Sounds like, well, today, so the playbook hasn't changed, but whereas the American working man now rails against illegal immigrants from Latin America and cheap "slave labor" in Asia, poor white Americans back then felt threatened by the Chinese that were employed all over the West in every sector, mining, railroad, construction, agricultural and domestic help. Kearney:
"To add to our misery and despair, a bloated aristocracy has sent to China--the greatest and oldest despotism in the world--for a cheap working slave. It rakes the slums of Asia to find the meanest slave on earth--the Chinese coolie--and imports him here to meet the free American in the Labor market, and still further widen the breach between the rich and the poor, still further to degrade white Labor.
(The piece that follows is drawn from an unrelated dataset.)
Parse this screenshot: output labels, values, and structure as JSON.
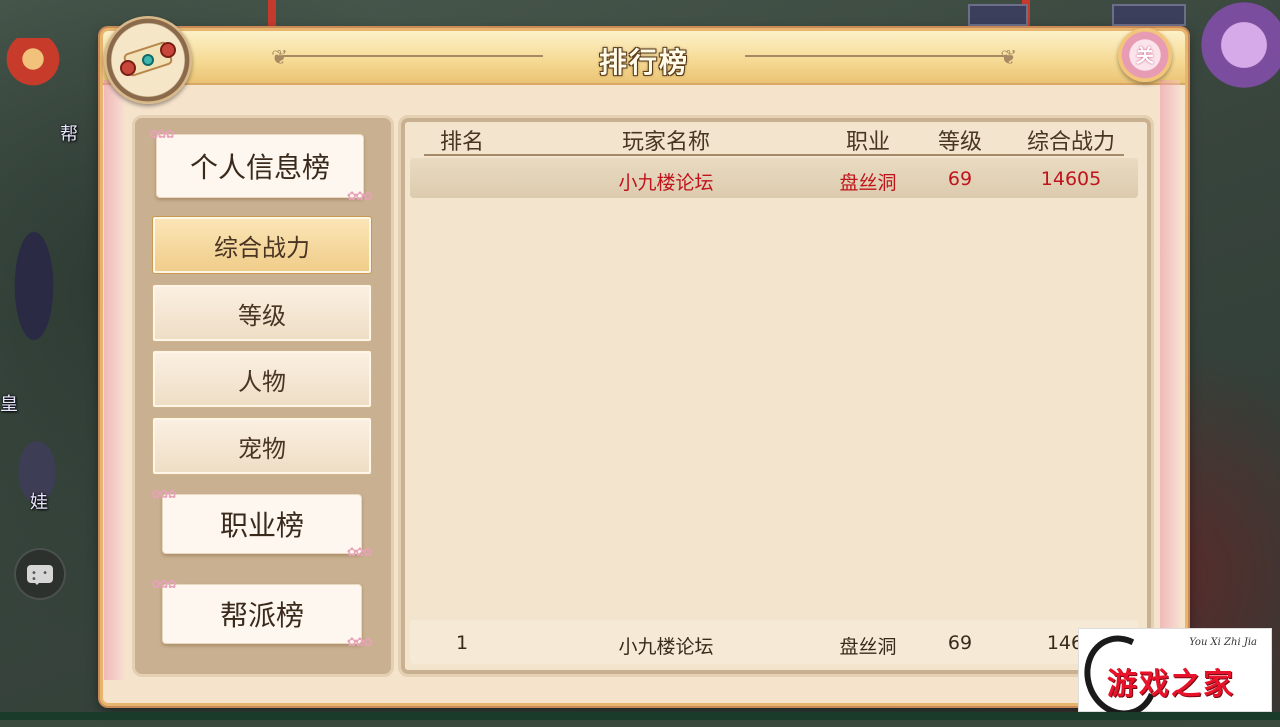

These cheap slaves fill every place. Their dress is scant and cheap. Their food is rice from China. They hedge twenty in a room, ten by ten. They are wipped curs, abject in docility, mean, contemptible and obedient in all things. They have no wives, children or dependents.
They are imported by companies, controlled as serfs, worked like slaves, and at last go back to China with all their earnings. They are in every place, they seem to have no sex. Boys work, girls work; it is all alike to them.
The father of a family is met by them at every turn. Would he get work for himself? Ah! A stout Chinaman does it cheaper. Will he get a place for his oldest boy? He can not. His girl? Why, the Chinaman is in her place too! Every door is closed ["] We are men, and propose to live like men in this free land, without the contamination of slave labor, or die like men, if need be, in asserting the rights of our race, our country, and our families.
California must be all American or all Chinese. We are resolved that it shall be American, and are prepared to make it so. May we not rely upon your sympathy and assistance?"
Fueled by such sentiments, a host of laws were passed against the Chinese that forbade them to become citizens, testify against whites, bring their wives over, marry white women, carry goods using a shoulder pole, live in a crowded room or even dig up the bones of their dead to send back to China. Chinatowns were burnt down and Chinese killed. In 1877, the Chico Enterprise, a newspaper still publishing, warned that eaters of produce picked by Chinese might contract leprosy or diphtheria since these fruit and vegetables had been fertilized by Chinese excrement.